I thank the Minister of State. In fairness, he has dealt with the issues I have raised but there are one or two fundamental issues that we need to identify, such as the demographic profile of parents who are caring for children. It might not be a bad idea to seriously consider asking an educational institution, such as a university, to conduct research in this area and collate all of the figures because that has not been done. We still do not know the total number of people who require respite care, their age profile and the age profile of the parents concerned. That is fundamental information that we need to have in place.
All of the information is in different organisations, but there is no national database. One of our educational institutions could take on such work as a research project. The ESRI could take on such work as a project. Long-term planning is of fundamental importance to this area.

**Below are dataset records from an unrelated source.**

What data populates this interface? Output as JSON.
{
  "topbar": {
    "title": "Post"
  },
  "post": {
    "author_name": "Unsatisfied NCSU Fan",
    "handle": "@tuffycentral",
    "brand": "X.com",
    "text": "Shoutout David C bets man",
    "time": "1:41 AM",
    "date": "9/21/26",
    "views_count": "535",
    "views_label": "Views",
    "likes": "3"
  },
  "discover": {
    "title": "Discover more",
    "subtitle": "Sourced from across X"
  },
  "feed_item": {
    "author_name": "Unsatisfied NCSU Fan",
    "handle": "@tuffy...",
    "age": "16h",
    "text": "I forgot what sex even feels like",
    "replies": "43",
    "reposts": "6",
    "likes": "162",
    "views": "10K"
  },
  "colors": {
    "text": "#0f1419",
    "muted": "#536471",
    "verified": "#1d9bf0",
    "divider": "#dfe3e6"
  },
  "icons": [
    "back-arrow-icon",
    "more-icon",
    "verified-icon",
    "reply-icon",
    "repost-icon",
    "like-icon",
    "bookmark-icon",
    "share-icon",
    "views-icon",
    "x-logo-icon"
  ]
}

I thank Senator Burke for raising these very important issues. I take on board the views he has raised. In regard to the HIQA issues, we all want to improve standards for all services for people with disabilities. We also need some flexibility.
I take on board the Senator's point on demographics and the age profile of parents. It is a fact of life that because young adults with intellectual and physical disabilities live longer than they did 25 years ago we have to plan for that. I will explore the idea of getting a third level institution or some other organisation, such as a group within the disability sector, to conduct research.
I have been in this job for 12 months. My plan was to try to ensure that we have services from the cradle to the grave for families. We have done a lot of work at first and second level, and now we have to put out the fires for the cohort aged 18 years and older. Senior citizens acting as carers is a major issue.
I have travelled around the country and have heard what the Senator has said. I was in Cavan yesterday. I met two families, one of whom had 18.5 hours of respite care a week, which I could not believe because it is the first time I have heard of such a high level of respite care. Another woman only receives six hours a month of respite care. There are inconsistencies, problems and a lack of co-ordination in the system.
We need to determine the facts in order to plan for services. I will bring all of the points discussed back to the HSE. I spoke to a representative as recently as last week about pushing the issue of respite. In terms of the social care disability plan for the next two or three years, we must have accurate information so that we can plan for the services.